Пожилой мужчина рядом со мной выгибается дугой, пытаясь поднять ржавую металлическую балку. Его спина трясётся от напряжения, но он не сдаётся. На его лице – глубокие морщины, кожа потемнела от пепла, а руки – худые, жилистые, покрыты ссадинами. Его губы шепчут слова молитвы на дартлогийском, почти неслышно.

– Слишком громко, старик! – кричит надсмотрщик. Его крик разносится, как удар, и пожилой мужчина напрягается сильнее, пока не поднимает балку.

Смотрю на свои руки. Грязь и пыль забились под ногти, пальцы уже не разгибаются полностью. Пот катится по лицу, смешиваясь с пеплом, делая кожу липкой и грязной.

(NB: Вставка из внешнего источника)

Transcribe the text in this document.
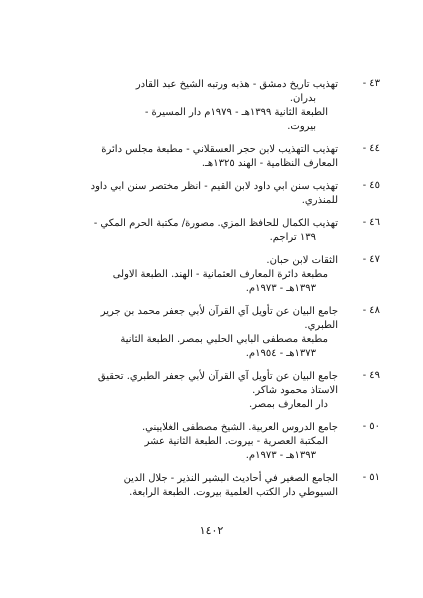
٤٣ -
تهذيب تاريخ دمشق - هذبه ورتبه الشيخ عبد القادر
بدران.
الطبعة الثانية ١٣٩٩هـ - ١٩٧٩م دار المسيرة -
بيروت.
٤٤ -
تهذيب التهذيب لابن حجر العسقلاني - مطبعة مجلس دائرة
المعارف النظامية - الهند ١٣٢٥هـ.
٤٥ -
تهذيب سنن ابي داود لابن القيم - انظر مختصر سنن ابي داود
للمنذري.
٤٦ -
تهذيب الكمال للحافظ المزي. مصورة/ مكتبة الحرم المكي -
١٣٩ تراجم.
٤٧ -
الثقات لابن حبان.
مطبعة دائرة المعارف العثمانية - الهند. الطبعة الاولى
١٣٩٣هـ - ١٩٧٣م.
٤٨ -
جامع البيان عن تأويل آي القرآن لأبي جعفر محمد بن جرير
الطبري.
مطبعة مصطفى البابي الحلبي بمصر. الطبعة الثانية
١٣٧٣هـ - ١٩٥٤م.
٤٩ -
جامع البيان عن تأويل آي القرآن لأبي جعفر الطبري. تحقيق
الاستاذ محمود شاكر.
دار المعارف بمصر.
٥٠ -
جامع الدروس العربية. الشيخ مصطفى الغلاييني.
المكتبة العصرية - بيروت. الطبعة الثانية عشر
١٣٩٣هـ - ١٩٧٣م.
٥١ -
الجامع الصغير في أحاديث البشير النذير - جلال الدين
السيوطي دار الكتب العلمية بيروت. الطبعة الرابعة.
١٤٠٢
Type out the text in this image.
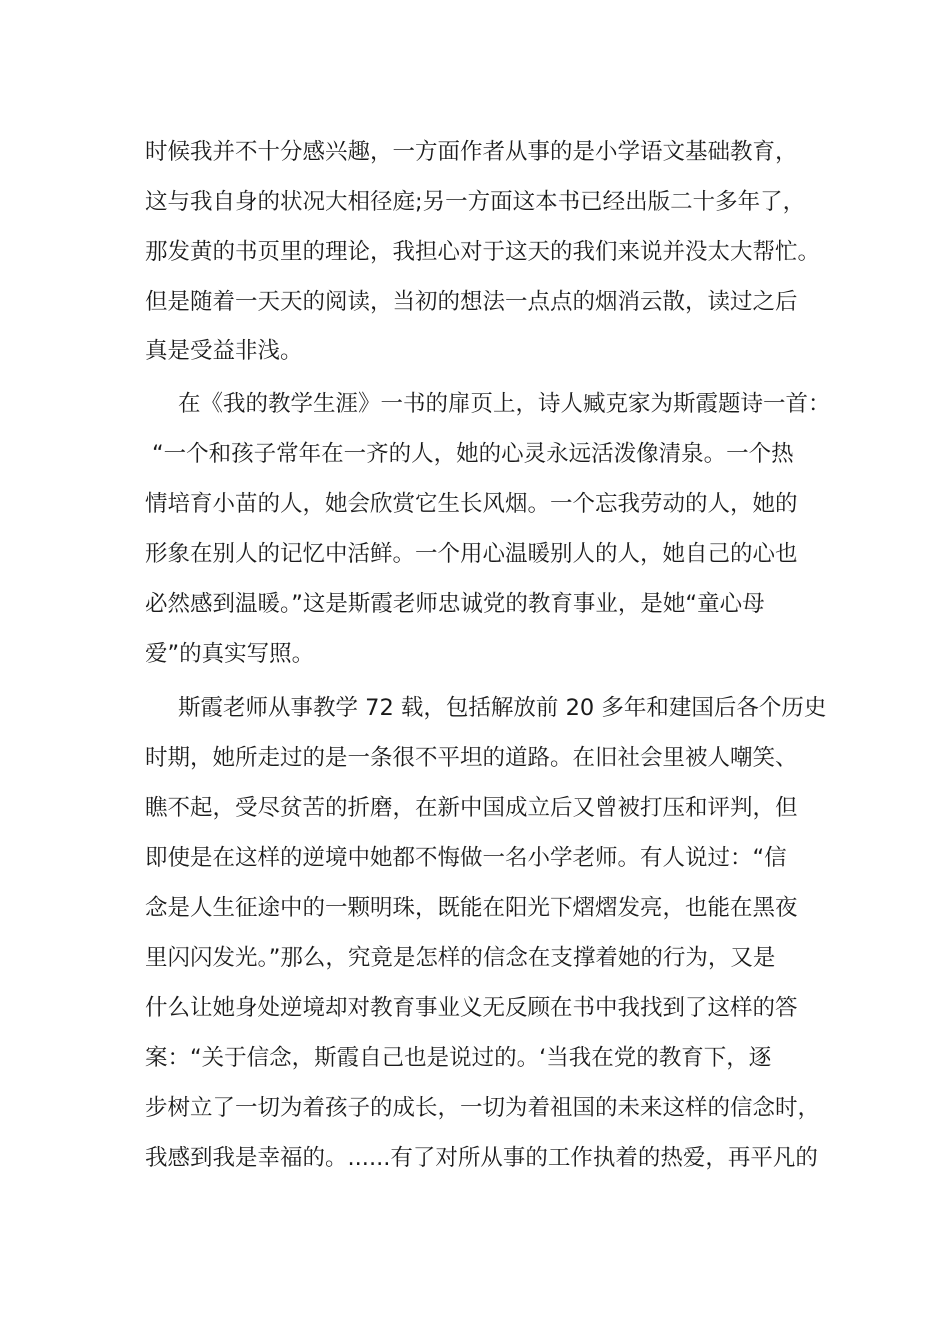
时候我并不十分感兴趣，一方面作者从事的是小学语文基础教育，
这与我自身的状况大相径庭;另一方面这本书已经出版二十多年了，
那发黄的书页里的理论，我担心对于这天的我们来说并没太大帮忙。
但是随着一天天的阅读，当初的想法一点点的烟消云散，读过之后
真是受益非浅。
在《我的教学生涯》一书的扉页上，诗人臧克家为斯霞题诗一首：
“一个和孩子常年在一齐的人，她的心灵永远活泼像清泉。一个热
情培育小苗的人，她会欣赏它生长风烟。一个忘我劳动的人，她的
形象在别人的记忆中活鲜。一个用心温暖别人的人，她自己的心也
必然感到温暖。”这是斯霞老师忠诚党的教育事业，是她“童心母
爱”的真实写照。
斯霞老师从事教学 72 载，包括解放前 20 多年和建国后各个历史
时期，她所走过的是一条很不平坦的道路。在旧社会里被人嘲笑、
瞧不起，受尽贫苦的折磨，在新中国成立后又曾被打压和评判，但
即使是在这样的逆境中她都不悔做一名小学老师。有人说过：“信
念是人生征途中的一颗明珠，既能在阳光下熠熠发亮，也能在黑夜
里闪闪发光。”那么，究竟是怎样的信念在支撑着她的行为，又是
什么让她身处逆境却对教育事业义无反顾在书中我找到了这样的答
案：“关于信念，斯霞自己也是说过的。‘当我在党的教育下，逐
步树立了一切为着孩子的成长，一切为着祖国的未来这样的信念时，
我感到我是幸福的。......有了对所从事的工作执着的热爱，再平凡的
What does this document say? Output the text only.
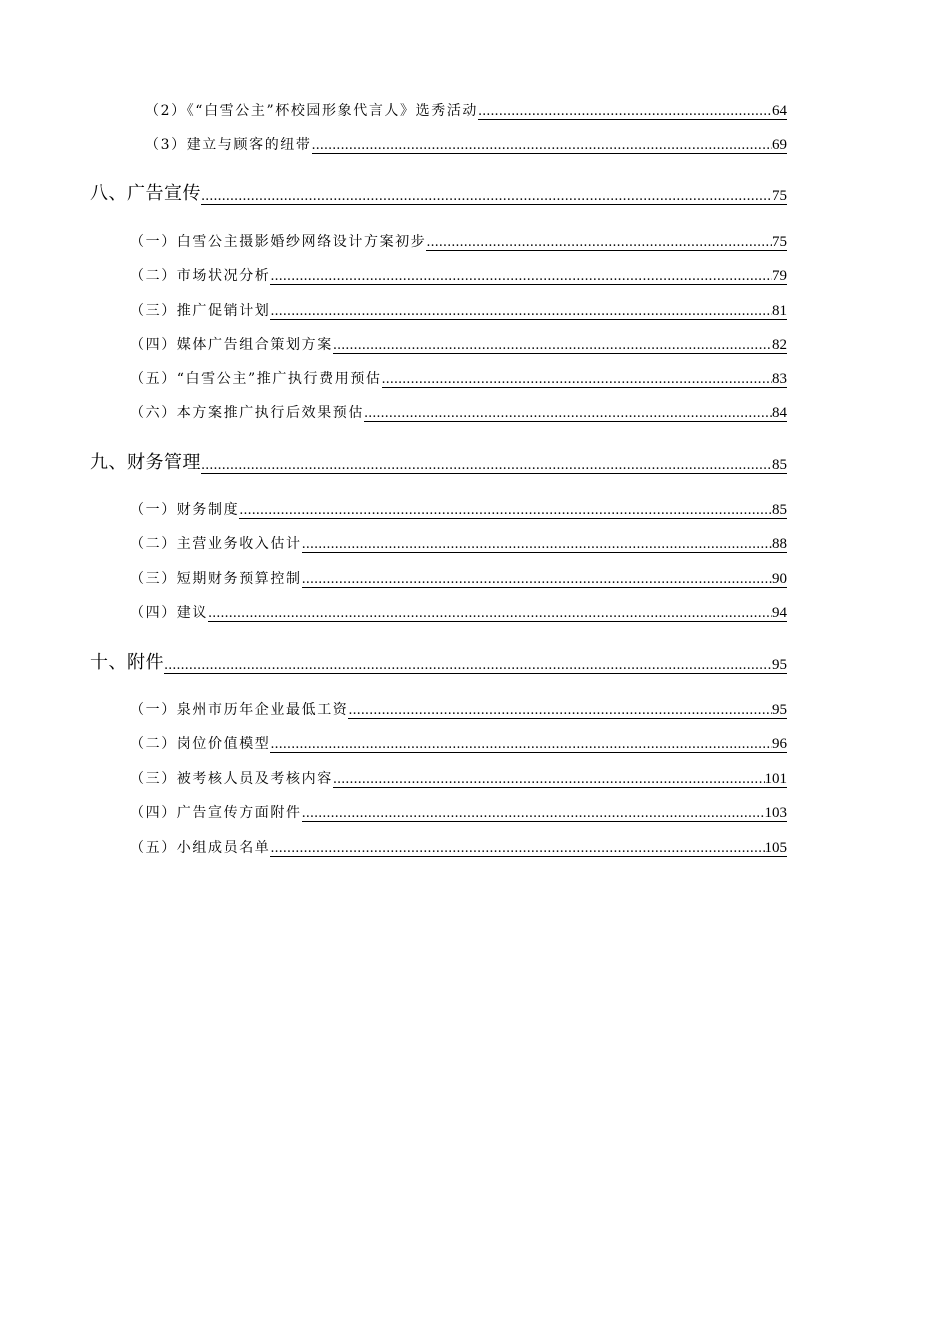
（2）《“白雪公主”杯校园形象代言人》选秀活动 .....	64
（3）建立与顾客的纽带 .....	69
八、广告宣传 .....	75
（一）白雪公主摄影婚纱网络设计方案初步 .....	75
（二）市场状况分析 .....	79
（三）推广促销计划 .....	81
（四）媒体广告组合策划方案 .....	82
（五）“白雪公主”推广执行费用预估 .....	83
（六）本方案推广执行后效果预估 .....	84
九、财务管理 .....	85
（一）财务制度 .....	85
（二）主营业务收入估计 .....	88
（三）短期财务预算控制 .....	90
（四）建议 .....	94
十、附件 .....	95
（一）泉州市历年企业最低工资 .....	95
（二）岗位价值模型 .....	96
（三）被考核人员及考核内容 .....	101
（四）广告宣传方面附件 .....	103
（五）小组成员名单 .....	105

На ладони чувствую свежую ссадину, кровь смешивается с грязью, но я продолжаю работать.

Металл скрежещет под ногами, когда я тащу очередной обломок. Одежда прилипает к спине, тяжёлая от пота и влаги. Я чувствую, как ткань натирает плечи до крови, но это больше не имеет значения. В голове только одна мысль: работай, чтобы тебя не заметили. Работай, чтобы остаться в живых.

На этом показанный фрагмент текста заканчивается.